Zudem ist bekannt, dass der Mensch Bitterstoffe über rund 25 verschiedene Bitterrezeptor-Typen wahrnimmt, die sich im Mund und Rachenraum auf den Spitzen der Geschmacksrezeptorzellen befinden und vor dem Verschlucken giftiger Substanzen warnen sollen. Fünf von ihnen reagieren unter anderem auf Koffein. Seit kurzem häufen sich die Studien, die zeigen, dass sich Geschmacksrezeptoren für Bitteres auch an anderen Orten des Verdauungssystems finden, so zum Beispiel im Magen. Welche Funktion die Rezeptoren dort erfüllen, ist weitgehend unbekannt und noch ebenfalls wenig erforscht.

Welcher Fragestellung gingen die Wissenschaftler nach?

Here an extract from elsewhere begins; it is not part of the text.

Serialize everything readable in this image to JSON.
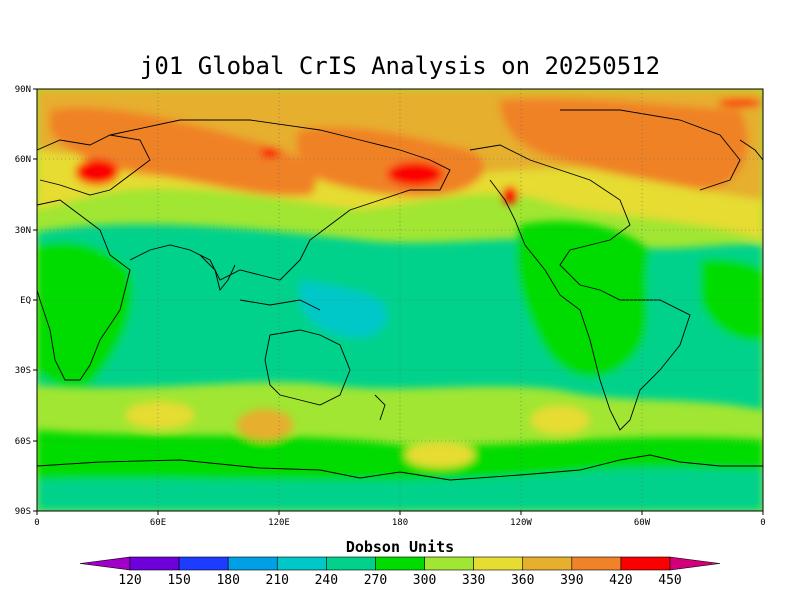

Die bestehenden Fakten lassen annehmen, dass Koffein die Magensäureausschüttung über Bitterrezeptoren im Mund und Magen beeinflusst. Daher gingen die Forscher in der aktuellen Studie der Frage nach, ob tatsächlich ein solcher Zusammenhang besteht. Hierzu führten die Wissenschaftler an gesunden weiblichen und männlichen Studienteilnehmern pH-Wert Messungen im Magen durch. Zudem verwendeten sie menschliche Gewebeproben des Magens sowie ein etabliertes zelluläres Modellsystem (HGT-1-Zellen) zur Untersuchung der Magensäurefreisetzung, um den Zusammenhang auch auf zellulärer und molekularer Ebene überprüfen zu können.